In fact, if modern capitalism continues to eliminate as many jobs as it creates – or more jobs than it creates – future recoveries will not only add to the amount of surplus labor but will turn a growing proportion of workers into superfluous ones.
What could be done to prevent such a future? America will have to finally get serious about preserving and creating jobs – and on a larger, and more lasting, scale than Roosevelt’s New Deal. Private enterprise and government will have to think in terms of industrial policy, and one that emphasizes labor-intensive economic growth and innovation. Reducing class sizes in all public schools to 15 or fewer would require a great many new teachers even as it would raise the quality of education.

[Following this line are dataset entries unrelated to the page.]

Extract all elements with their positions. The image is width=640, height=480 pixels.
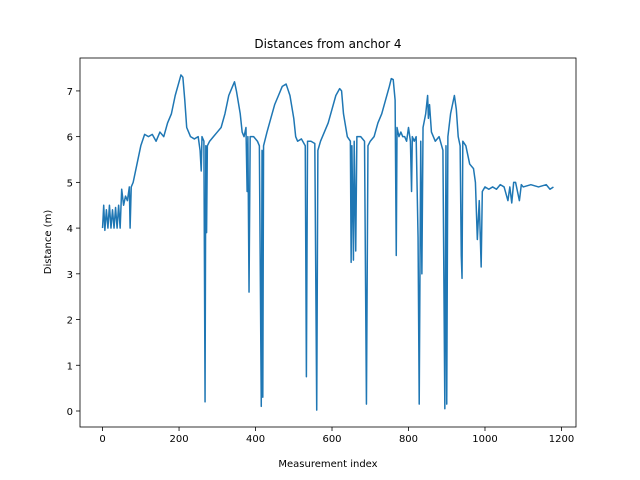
y-axis-label: Distance (m) bbox=[43, 210, 54, 275]
y-tick-label: 6 bbox=[67, 133, 73, 144]
y-tick-label: 7 bbox=[67, 87, 73, 98]
y-tick-label: 5 bbox=[67, 178, 73, 189]
y-tick-label: 3 bbox=[67, 270, 73, 281]
x-tick-label: 600 bbox=[322, 434, 341, 445]
x-tick-label: 0 bbox=[99, 434, 105, 445]
x-axis-label: Measurement index bbox=[278, 459, 377, 470]
y-tick-label: 4 bbox=[67, 224, 73, 235]
x-tick-label: 1000 bbox=[472, 434, 497, 445]
plot-frame bbox=[79, 57, 577, 428]
y-tick-label: 0 bbox=[67, 407, 73, 418]
x-tick-label: 200 bbox=[170, 434, 189, 445]
data-line bbox=[101, 74, 554, 411]
y-tick-label: 1 bbox=[67, 361, 73, 372]
x-tick-label: 1200 bbox=[549, 434, 574, 445]
chart-title: Distances from anchor 4 bbox=[254, 37, 401, 51]
x-tick-label: 400 bbox=[246, 434, 265, 445]
x-tick-label: 800 bbox=[399, 434, 418, 445]
y-tick-label: 2 bbox=[67, 316, 73, 327]
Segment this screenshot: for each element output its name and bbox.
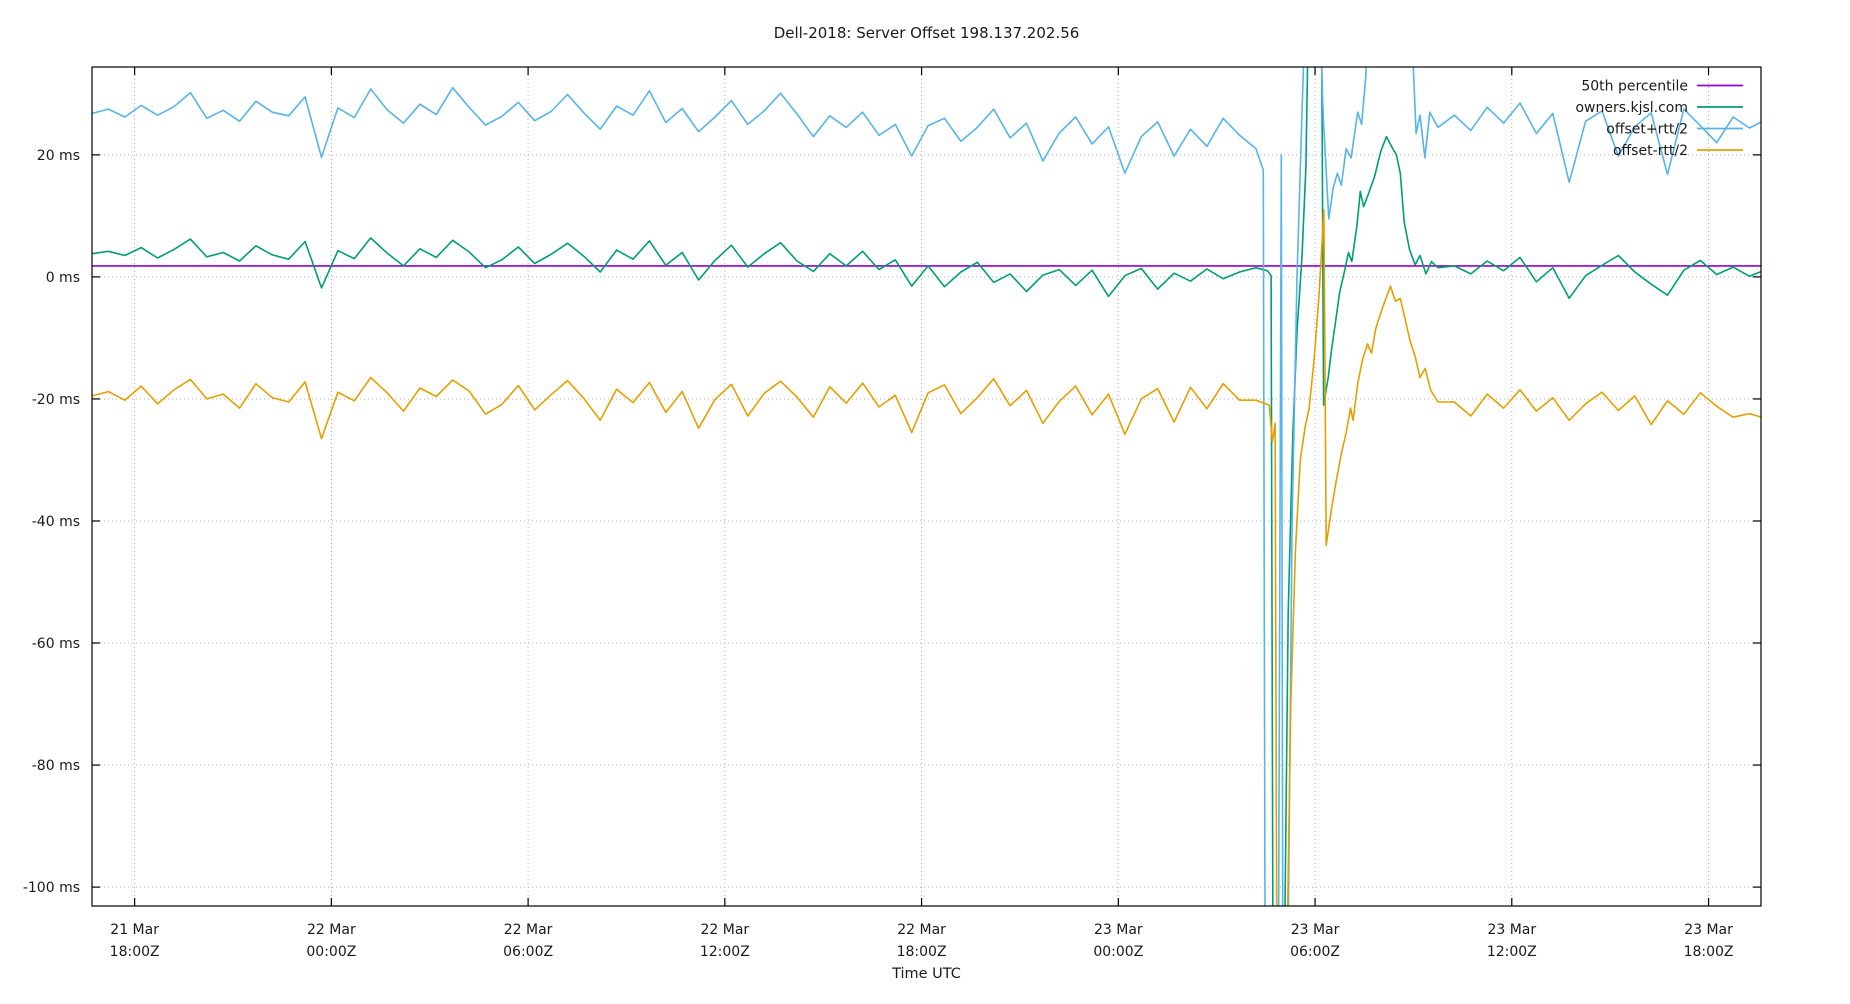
x-tick-label-date: 21 Mar	[110, 922, 159, 938]
x-tick-label-date: 23 Mar	[1487, 922, 1536, 938]
y-tick-label: -20 ms	[32, 392, 80, 408]
plot-border	[91, 66, 1762, 907]
x-tick-label-time: 18:00Z	[897, 944, 947, 960]
x-tick-label-date: 22 Mar	[307, 922, 356, 938]
legend-entry-offset-plus-rtt2: offset+rtt/2	[1606, 122, 1743, 138]
legend-label-offset-minus-rtt2: offset-rtt/2	[1613, 143, 1688, 159]
x-axis-title: Time UTC	[892, 966, 961, 982]
y-tick-label: -60 ms	[32, 636, 80, 652]
x-tick-label-date: 23 Mar	[1684, 922, 1733, 938]
x-tick-label-time: 12:00Z	[700, 944, 750, 960]
x-tick-label-date: 23 Mar	[1291, 922, 1340, 938]
legend-label-offset-plus-rtt2: offset+rtt/2	[1606, 122, 1688, 138]
y-tick-label: 20 ms	[37, 148, 80, 164]
x-tick-label-time: 00:00Z	[306, 944, 356, 960]
x-tick-label-time: 06:00Z	[1290, 944, 1340, 960]
legend-entry-offset-minus-rtt2: offset-rtt/2	[1613, 143, 1743, 159]
series-line-offset-plus-rtt2	[92, 67, 1761, 906]
x-tick-label-time: 06:00Z	[503, 944, 553, 960]
legend-label-50th-percentile: 50th percentile	[1581, 79, 1688, 95]
y-tick-label: 0 ms	[46, 270, 80, 286]
x-tick-label-date: 22 Mar	[897, 922, 946, 938]
legend-entry-owners-kjsl-com: owners.kjsl.com	[1575, 100, 1743, 116]
y-tick-label: -80 ms	[32, 758, 80, 774]
x-tick-label-time: 00:00Z	[1093, 944, 1143, 960]
series-group	[92, 67, 1761, 906]
series-line-owners-kjsl-com	[92, 67, 1761, 906]
x-tick-label-date: 22 Mar	[504, 922, 553, 938]
tick-marks	[92, 67, 1761, 906]
x-tick-label-date: 23 Mar	[1094, 922, 1143, 938]
tick-labels: 20 ms 0 ms -20 ms -40 ms -60 ms -80 ms -100 ms…	[23, 148, 1734, 960]
x-tick-label-time: 18:00Z	[110, 944, 160, 960]
legend-entry-50th-percentile: 50th percentile	[1581, 79, 1743, 95]
legend-label-owners-kjsl-com: owners.kjsl.com	[1575, 100, 1688, 116]
chart-title: Dell-2018: Server Offset 198.137.202.56	[773, 24, 1080, 42]
y-tick-label: -40 ms	[32, 514, 80, 530]
x-tick-label-date: 22 Mar	[700, 922, 749, 938]
legend: 50th percentile owners.kjsl.com offset+rtt…	[1575, 79, 1743, 159]
x-tick-label-time: 12:00Z	[1487, 944, 1537, 960]
x-tick-label-time: 18:00Z	[1684, 944, 1734, 960]
y-tick-label: -100 ms	[23, 880, 80, 896]
series-line-offset-minus-rtt2	[92, 209, 1761, 906]
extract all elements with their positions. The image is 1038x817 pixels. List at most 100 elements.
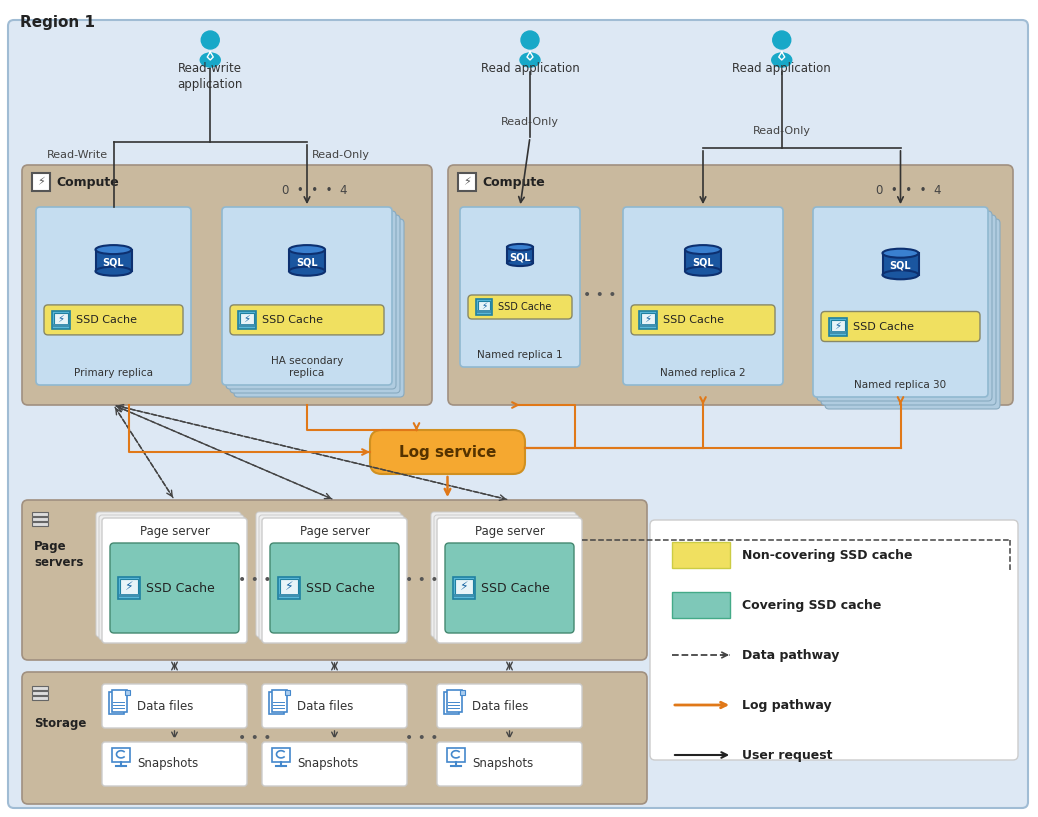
FancyBboxPatch shape xyxy=(262,742,407,786)
Text: SSD Cache: SSD Cache xyxy=(306,582,375,595)
Text: ⚡: ⚡ xyxy=(57,314,64,324)
Text: ⚡: ⚡ xyxy=(481,301,487,310)
Ellipse shape xyxy=(685,245,721,254)
FancyBboxPatch shape xyxy=(650,520,1018,760)
Ellipse shape xyxy=(507,244,532,251)
Text: SQL: SQL xyxy=(103,257,125,267)
FancyBboxPatch shape xyxy=(813,207,988,397)
Bar xyxy=(882,253,919,275)
Bar xyxy=(32,512,48,516)
Text: HA secondary
replica: HA secondary replica xyxy=(271,356,344,378)
Text: SSD Cache: SSD Cache xyxy=(498,302,551,312)
Bar xyxy=(238,311,256,329)
Ellipse shape xyxy=(95,266,132,275)
Bar xyxy=(639,311,657,329)
FancyBboxPatch shape xyxy=(437,518,582,643)
Bar xyxy=(53,324,69,327)
FancyBboxPatch shape xyxy=(8,20,1028,808)
Text: Page server: Page server xyxy=(474,525,545,538)
Text: Storage: Storage xyxy=(34,717,86,730)
Ellipse shape xyxy=(771,53,792,67)
Text: Non-covering SSD cache: Non-covering SSD cache xyxy=(742,548,912,561)
Text: Named replica 1: Named replica 1 xyxy=(477,350,563,360)
Circle shape xyxy=(521,31,539,49)
Bar xyxy=(95,250,132,271)
FancyBboxPatch shape xyxy=(821,215,996,405)
Bar xyxy=(672,542,730,568)
Text: Snapshots: Snapshots xyxy=(137,757,198,770)
Ellipse shape xyxy=(95,245,132,254)
FancyBboxPatch shape xyxy=(102,742,247,786)
Text: Snapshots: Snapshots xyxy=(297,757,358,770)
Text: • • •: • • • xyxy=(405,731,439,745)
Text: Read application: Read application xyxy=(481,62,579,75)
Text: Read-Only: Read-Only xyxy=(753,126,811,136)
Ellipse shape xyxy=(507,260,532,266)
Bar xyxy=(685,250,721,271)
Bar xyxy=(447,748,465,761)
Ellipse shape xyxy=(520,53,540,67)
Bar xyxy=(285,690,290,695)
Text: Data files: Data files xyxy=(137,699,193,712)
FancyBboxPatch shape xyxy=(468,295,572,319)
Bar xyxy=(269,692,284,713)
Bar xyxy=(672,592,730,618)
Bar xyxy=(112,690,127,712)
FancyBboxPatch shape xyxy=(95,512,241,637)
Bar xyxy=(239,324,255,327)
Bar xyxy=(240,313,254,325)
Bar xyxy=(477,310,491,313)
FancyBboxPatch shape xyxy=(437,742,582,786)
FancyBboxPatch shape xyxy=(821,311,980,342)
FancyBboxPatch shape xyxy=(234,219,404,397)
Bar xyxy=(32,696,48,700)
Bar xyxy=(272,690,286,712)
Text: Read application: Read application xyxy=(733,62,831,75)
FancyBboxPatch shape xyxy=(99,515,244,640)
FancyBboxPatch shape xyxy=(260,515,404,640)
Text: ⚡: ⚡ xyxy=(125,581,133,593)
Text: SSD Cache: SSD Cache xyxy=(76,315,137,325)
Bar xyxy=(272,748,290,761)
Text: • • •: • • • xyxy=(238,731,271,745)
Text: Covering SSD cache: Covering SSD cache xyxy=(742,599,881,611)
Text: Compute: Compute xyxy=(482,176,545,189)
Bar xyxy=(641,313,655,325)
Bar xyxy=(476,299,492,315)
FancyBboxPatch shape xyxy=(431,512,576,637)
Bar xyxy=(829,318,847,336)
Bar xyxy=(120,579,138,595)
Bar xyxy=(32,686,48,690)
FancyBboxPatch shape xyxy=(22,672,647,804)
FancyBboxPatch shape xyxy=(22,165,432,405)
Text: SSD Cache: SSD Cache xyxy=(146,582,215,595)
Text: SSD Cache: SSD Cache xyxy=(663,315,723,325)
Bar xyxy=(460,690,465,695)
Bar xyxy=(507,248,532,263)
Ellipse shape xyxy=(685,266,721,275)
FancyBboxPatch shape xyxy=(631,305,775,335)
FancyBboxPatch shape xyxy=(110,543,239,633)
Text: SSD Cache: SSD Cache xyxy=(853,322,914,332)
FancyBboxPatch shape xyxy=(262,518,407,643)
Text: Snapshots: Snapshots xyxy=(472,757,534,770)
Text: SQL: SQL xyxy=(296,257,318,267)
Text: Page server: Page server xyxy=(139,525,210,538)
FancyBboxPatch shape xyxy=(370,430,525,474)
FancyBboxPatch shape xyxy=(44,305,183,335)
Bar xyxy=(109,692,124,713)
Bar xyxy=(447,690,462,712)
Text: Named replica 30: Named replica 30 xyxy=(854,380,947,390)
FancyBboxPatch shape xyxy=(22,500,647,660)
Bar xyxy=(455,579,473,595)
Text: Data pathway: Data pathway xyxy=(742,649,840,662)
Bar xyxy=(458,173,476,191)
Text: Region 1: Region 1 xyxy=(20,15,95,30)
Ellipse shape xyxy=(289,266,325,275)
Bar xyxy=(52,311,70,329)
Bar xyxy=(830,331,846,333)
Text: Read-write
application: Read-write application xyxy=(177,62,243,91)
FancyBboxPatch shape xyxy=(256,512,401,637)
FancyBboxPatch shape xyxy=(437,684,582,728)
Bar xyxy=(32,173,50,191)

In the long run, reducing working time – perhaps to as low as 30 hours a week, with the lost income made up by unemployment compensation – would lead to a modest increase in jobs, through work sharing. New taxes on income and wealth are unavoidable, as are special taxes on the capital-intensive part of the economy. Policies that are now seemingly utopian will have to be tried as well, and today’s polarized and increasingly corporate-run democracy will have to be turned into a truly representative one.
Whatever the costs, they would be a small price to preserve America as a healthy society. A society that has permanently expelled a significant proportion of its members from the work force would soon deteriorate into an unbelievably angry country, with intense and continuing conflict between the have-jobs and have-nones. America could become a very sick society, just when it needed to be stronger than ever to flourish in the global economy.
Herbert J. Gans, an emeritus professor of sociology at Columbia, is the author of “Imagining America in 2033.”